We have the right to be angry at how women’s achievements have been treated historically. But god, do we also deserve, as we have for a very long time, to cheer. If we were to trace a line with with our finger, today’s national team are not very far from yesterday’s women who were banned from stepping out onto the pitches. There’s a real buoyancy in recognising progress has in fact been made when it comes to celebrating the nation’s women. At Tuesday’s game, children were cheering for this history in the making.

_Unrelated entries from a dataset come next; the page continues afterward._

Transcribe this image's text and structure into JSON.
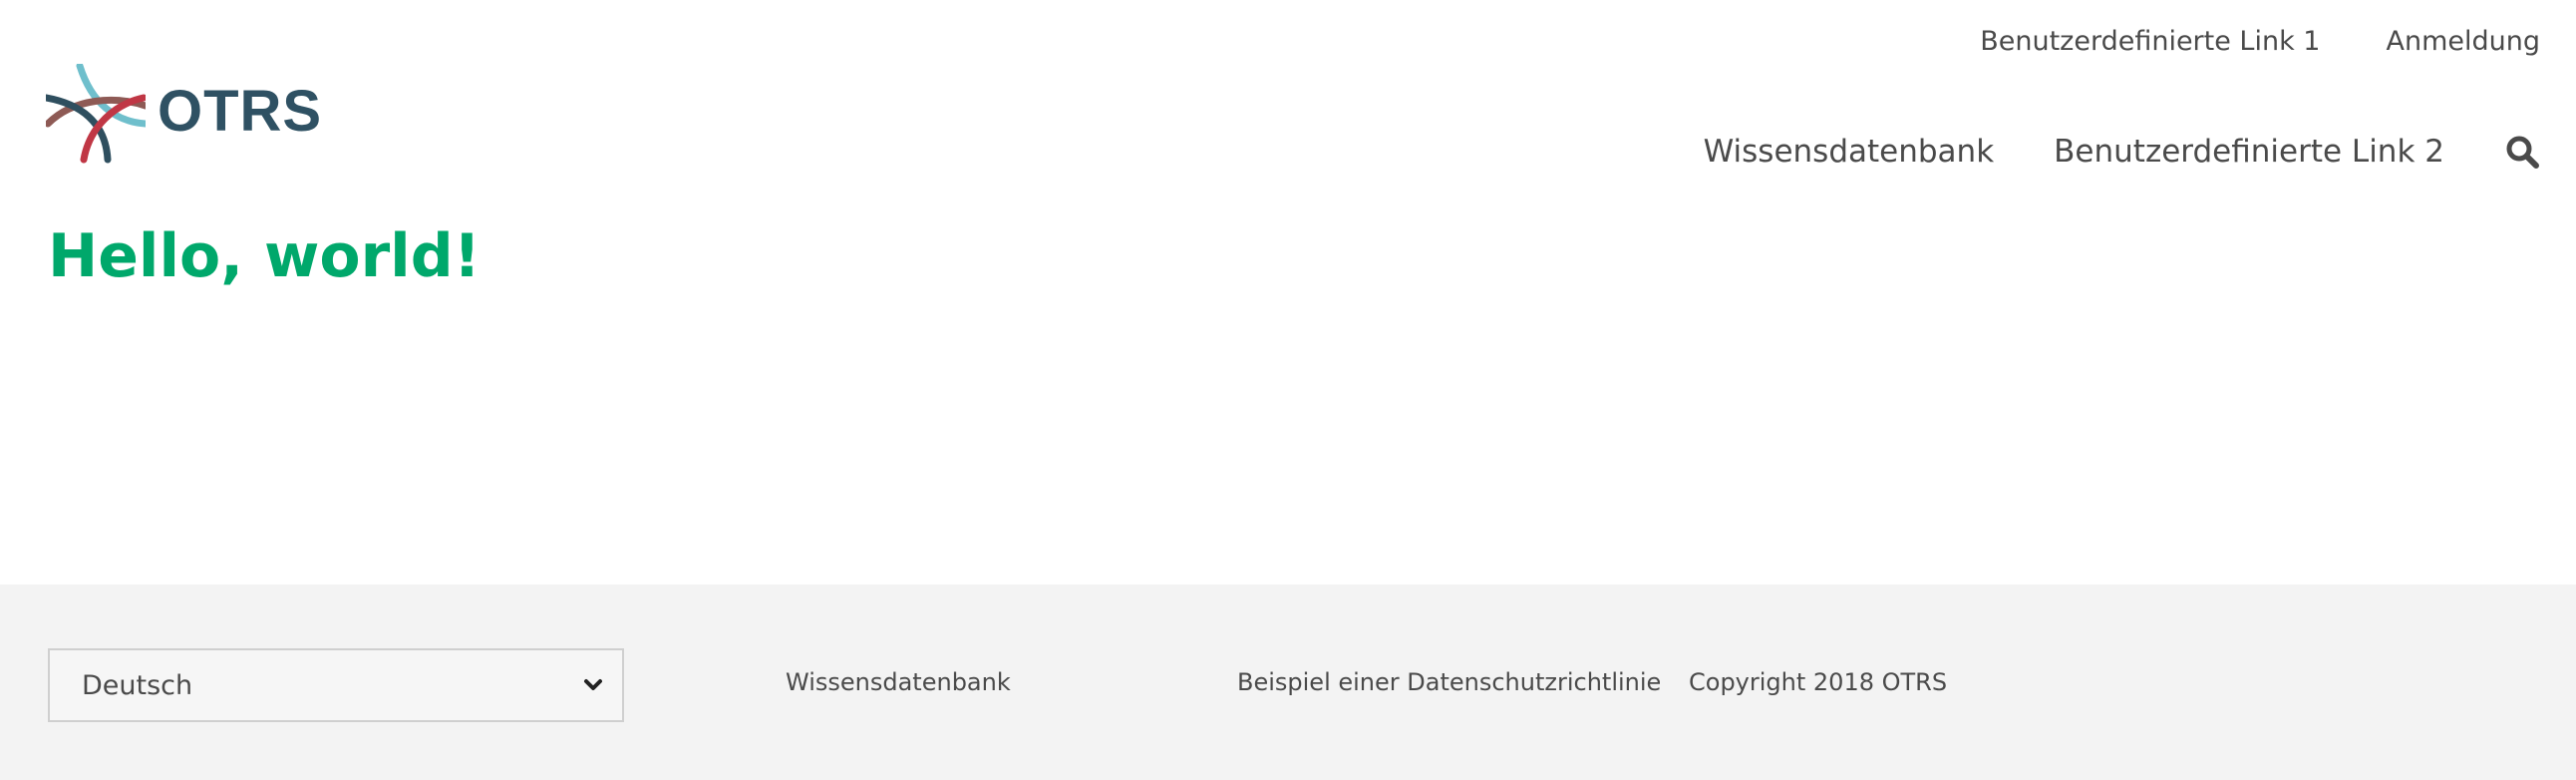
{
  "header": {
    "logo_text": "OTRS",
    "top_links": [
      {
        "label": "Benutzerdefinierte Link 1"
      },
      {
        "label": "Anmeldung"
      }
    ],
    "main_nav": [
      {
        "label": "Wissensdatenbank"
      },
      {
        "label": "Benutzerdefinierte Link 2"
      }
    ],
    "search_icon": "search-icon"
  },
  "main": {
    "title": "Hello, world!"
  },
  "footer": {
    "language_select": {
      "value": "Deutsch",
      "icon": "chevron-down-icon"
    },
    "links": [
      {
        "label": "Wissensdatenbank"
      },
      {
        "label": "Beispiel einer Datenschutzrichtlinie"
      }
    ],
    "copyright": "Copyright 2018 OTRS"
  },
  "colors": {
    "accent": "#00a86b",
    "brand": "#2f5163",
    "footer_bg": "#f3f3f3",
    "text": "#4a4a4a"
  }
}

I have my Panini sticker album and a fistful of stickers, and I’ll be wearing one of the beautiful shell-pink away tops, which look sleek and cool against the green pitch, when the World Cup begins. I don’t know if my passing fad will become a habit, but I enjoyed going to my first football game and feeling at home there, among a crowd of young and old all happy to see women in the spotlight, cheering them on. Come on Scotland! If we can evolve to this point, nothing’s impossible – maybe we can even win a World Cup.